El inglés no desperdiciaba la oportunidad de hostigarlo y hablaba con la seguridad de quien sabe de antemano que todo está perdido. Y por lo que decían, se las había ingeniado para que el general Mitre supiese en Buenos Aires, que Paysandú estaba lejos de ser inexpugnable, que se trataba apenas de ocho manzanas donde las trincheras se reducían a quince bocacalles que no sobrepasaban las diez zancadas ninguna de ellas; tristes escarpas de madera rellenas de tierra en su interior, con sus troneras improvisadas y sus correspondientes guerreros del honor detrás, capaces incluso dentro del servicio agotador, de cuadrarse con cierta elegancia ante los oficiales de la guardia.
– Un reducto inútil defendido por un puñado de soberbios… -volvió a decir.
– Tan soberbios como un inglés… -respondió Martín Zamora, logrando que se callara. Sin embargo, intuía que ni las luces del amanecer eran capaces de aclarar qué demonios era aquello que los defensores esperaban; o tal vez, nadie lo mencionaba en voz alta por temor a que el deseo jamás se cumpliese.
Sin embargo, al fin, Martín Zamora lo supo. No por el guardia aindiado apostado tras la puerta, sino por el mismo Raymond Harris, quien se burlaba sin ningún decoro de la esperanza de los habitantes de Paysandú: desde una semana atrás, esperaban la llegada salvadora del ejército fantasmal del general Juan Sáa, el auxilio prometido desde Montevideo por el presidente Atanasio Cruz Aguirre. O deliraban en secreto con la promesa de ayuda del mariscal López y sus treinta y cinco mil paraguayos. O imaginaban al caudillo Urquiza, a sus dos hijos Diógenes y Waldino y a sus tres caballos blancos, cruzando el río Uruguay con sus quince mil jinetes para amedrentar a carcajadas y sin disparar un tiro a los lujosos macacos del Imperio y al salvaje colorado y unitario Flores, sostenido por el oro escondido de los porteños de Buenos Aires. Los sanduceros soñaban secretamente.

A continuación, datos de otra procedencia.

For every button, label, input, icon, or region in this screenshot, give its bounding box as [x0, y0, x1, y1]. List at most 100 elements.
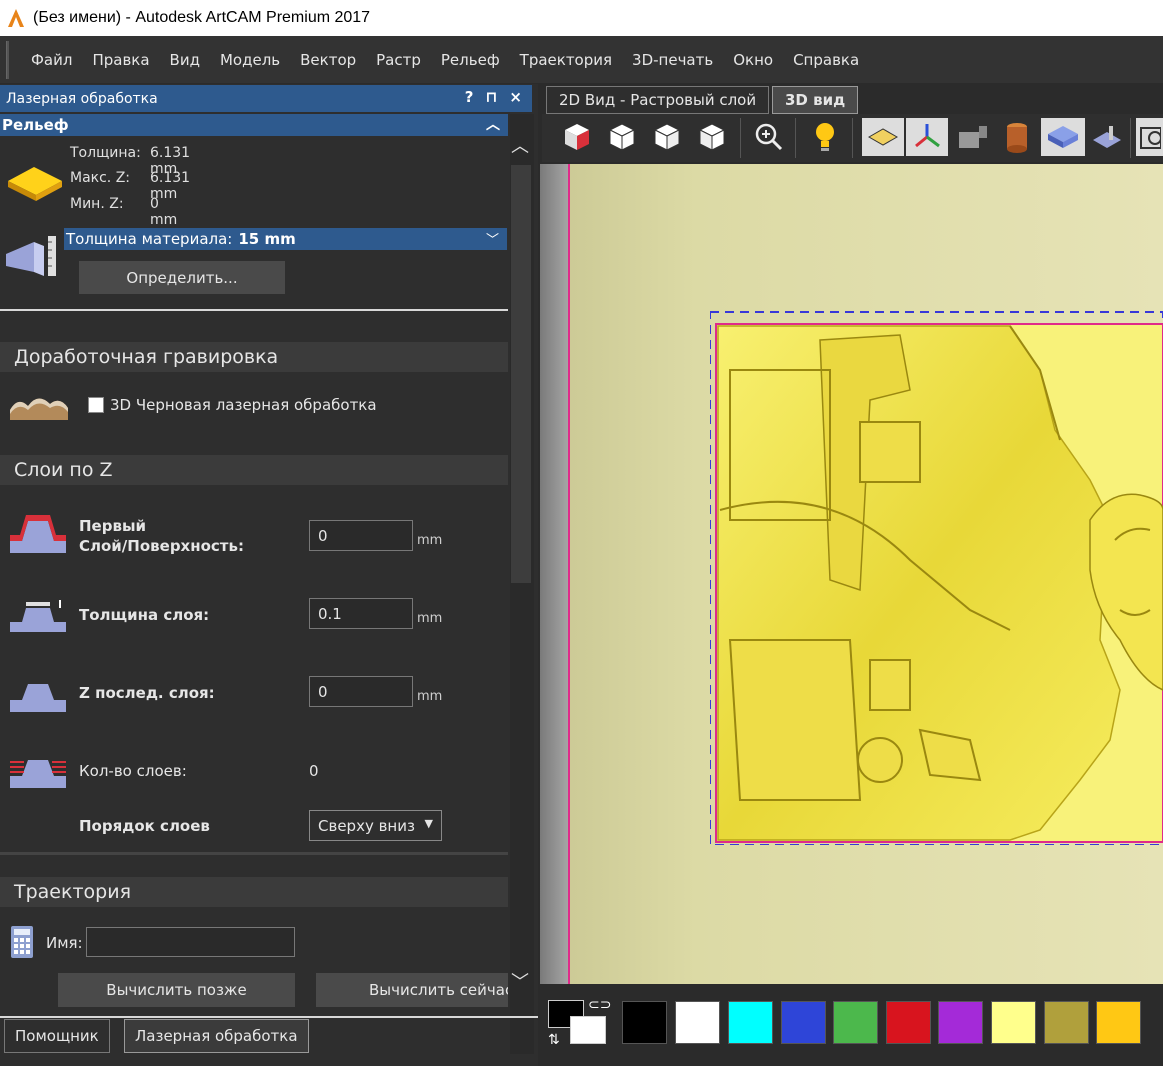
- toolbar-separator-3: [852, 118, 853, 158]
- swap-colors-icon[interactable]: ⇅: [548, 1032, 560, 1048]
- menu-toolpath[interactable]: Траектория: [510, 51, 622, 69]
- thickness-row: Толщина: 6.131 mm: [70, 145, 190, 177]
- finishing-title: Доработочная гравировка: [0, 342, 508, 372]
- terrain-icon: [8, 390, 70, 428]
- toolpath-name-input[interactable]: [86, 927, 295, 957]
- reset-view-icon[interactable]: [1136, 118, 1163, 156]
- palette-blue[interactable]: [781, 1001, 826, 1044]
- first-layer-input[interactable]: 0: [309, 520, 413, 551]
- plane-icon[interactable]: [862, 118, 904, 156]
- maxz-row: Макс. Z: 6.131 mm: [70, 170, 190, 202]
- tab-laser[interactable]: Лазерная обработка: [124, 1019, 309, 1053]
- menu-view[interactable]: Вид: [160, 51, 210, 69]
- palette-olive[interactable]: [1044, 1001, 1089, 1044]
- menu-file[interactable]: Файл: [21, 51, 82, 69]
- last-layer-unit: mm: [417, 689, 443, 704]
- view-top-icon[interactable]: [603, 118, 641, 156]
- relief-section-header[interactable]: Рельеф ︿: [0, 114, 508, 136]
- palette-white[interactable]: [675, 1001, 720, 1044]
- material-value: 15 mm: [238, 230, 296, 248]
- layer-thickness-unit: mm: [417, 611, 443, 626]
- help-icon[interactable]: ?: [465, 88, 474, 106]
- menu-grip[interactable]: [6, 40, 9, 79]
- rough-checkbox[interactable]: [88, 397, 104, 413]
- menu-3d-print[interactable]: 3D-печать: [622, 51, 723, 69]
- section-icon[interactable]: [1088, 118, 1126, 156]
- material-label: Толщина материала:: [66, 230, 233, 248]
- view-side-icon[interactable]: [693, 118, 731, 156]
- panel-title: Лазерная обработка: [6, 90, 158, 107]
- layer-order-select[interactable]: Сверху вниз ▼: [309, 810, 442, 841]
- name-label: Имя:: [46, 934, 83, 952]
- palette-red[interactable]: [886, 1001, 931, 1044]
- view-front-icon[interactable]: [648, 118, 686, 156]
- divider-2: [0, 852, 508, 855]
- layer-order-label: Порядок слоев: [79, 817, 210, 835]
- secondary-color-swatch[interactable]: [570, 1016, 606, 1044]
- shade-icon[interactable]: [1041, 118, 1085, 156]
- menu-model[interactable]: Модель: [210, 51, 290, 69]
- layer-count-label: Кол-во слоев:: [79, 762, 187, 780]
- menu-window[interactable]: Окно: [723, 51, 783, 69]
- toolpath-title: Траектория: [0, 877, 508, 907]
- scroll-down-icon[interactable]: ﹀: [511, 968, 529, 994]
- viewport-left-edge: [540, 164, 570, 984]
- artcam-logo-icon: [5, 7, 27, 29]
- axes-icon[interactable]: [906, 118, 948, 156]
- material-icon[interactable]: [998, 118, 1036, 156]
- palette-gold[interactable]: [1096, 1001, 1141, 1044]
- material-boundary-line: [568, 164, 570, 984]
- first-layer-label: Первый Слой/Поверхность:: [79, 517, 244, 555]
- palette-green[interactable]: [833, 1001, 878, 1044]
- palette-cyan[interactable]: [728, 1001, 773, 1044]
- material-thickness-dropdown[interactable]: Толщина материала: 15 mm ﹀: [64, 228, 507, 250]
- zlayers-title: Слои по Z: [0, 455, 508, 485]
- menu-edit[interactable]: Правка: [82, 51, 159, 69]
- relief-icon: [6, 163, 64, 207]
- scroll-up-icon[interactable]: ︿: [511, 132, 529, 158]
- first-layer-unit: mm: [417, 533, 443, 548]
- view-iso-icon[interactable]: [558, 118, 596, 156]
- dropdown-chevron-icon[interactable]: ﹀: [486, 229, 499, 248]
- window-title: (Без имени) - Autodesk ArtCAM Premium 20…: [33, 9, 371, 26]
- collapse-chevron-icon[interactable]: ︿: [486, 114, 500, 134]
- toolbar-separator-4: [1130, 118, 1131, 158]
- calculate-now-button[interactable]: Вычислить сейчас: [316, 973, 508, 1007]
- tab-assistant[interactable]: Помощник: [4, 1019, 110, 1053]
- scrollbar-thumb[interactable]: [511, 165, 531, 583]
- toolbar-separator: [740, 118, 741, 158]
- thickness-label: Толщина:: [70, 145, 141, 161]
- layer-thickness-input[interactable]: 0.1: [309, 598, 413, 629]
- divider: [0, 309, 508, 311]
- layer-thickness-icon: [8, 598, 68, 638]
- menu-help[interactable]: Справка: [783, 51, 869, 69]
- link-colors-icon[interactable]: ⊂⊃: [588, 997, 611, 1013]
- first-layer-icon: [8, 513, 68, 559]
- minz-label: Мин. Z:: [70, 196, 124, 212]
- bottom-tab-line: [0, 1016, 538, 1018]
- layer-thickness-label: Толщина слоя:: [79, 606, 210, 624]
- relief-header-label: Рельеф: [2, 116, 69, 134]
- zoom-icon[interactable]: [750, 118, 788, 156]
- toolbar-separator-2: [795, 118, 796, 158]
- menu-bitmap[interactable]: Растр: [366, 51, 431, 69]
- title-bar: (Без имени) - Autodesk ArtCAM Premium 20…: [0, 0, 1163, 36]
- define-button[interactable]: Определить...: [79, 261, 285, 294]
- last-layer-label: Z послед. слоя:: [79, 684, 215, 702]
- palette-light-yellow[interactable]: [991, 1001, 1036, 1044]
- tab-3d-view[interactable]: 3D вид: [772, 86, 859, 114]
- menu-relief[interactable]: Рельеф: [431, 51, 510, 69]
- close-icon[interactable]: ×: [509, 88, 522, 106]
- last-layer-input[interactable]: 0: [309, 676, 413, 707]
- calculate-later-button[interactable]: Вычислить позже: [58, 973, 295, 1007]
- layer-order-value: Сверху вниз: [318, 816, 415, 835]
- tab-2d-view[interactable]: 2D Вид - Растровый слой: [546, 86, 770, 114]
- menu-vector[interactable]: Вектор: [290, 51, 366, 69]
- model-icon[interactable]: [954, 118, 992, 156]
- palette-black[interactable]: [622, 1001, 667, 1044]
- material-thickness-icon: [4, 232, 62, 286]
- palette-purple[interactable]: [938, 1001, 983, 1044]
- light-icon[interactable]: [806, 118, 844, 156]
- relief-model[interactable]: [709, 310, 1163, 846]
- pin-icon[interactable]: ⊓: [485, 88, 497, 106]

– Ojalá les llegue… -dijo Martín Zamora.
El inglés soltó una risa muy seca, demasiado estentórea para la cavidad del calabozo. Movía la cabeza a un lado y a otro, como si tuviera abejas en el pelo, como si todo le resultara inverosímil, desquiciado, fuera de lugar.
– Créame, Zamora: si cada esperanza fuese un árbol, Asunción, Montevideo y Paysandú serían invisibles en medio de la selva… Que no esperen a nadie, que lo único que habrá de llegar son las inevitables crueldades.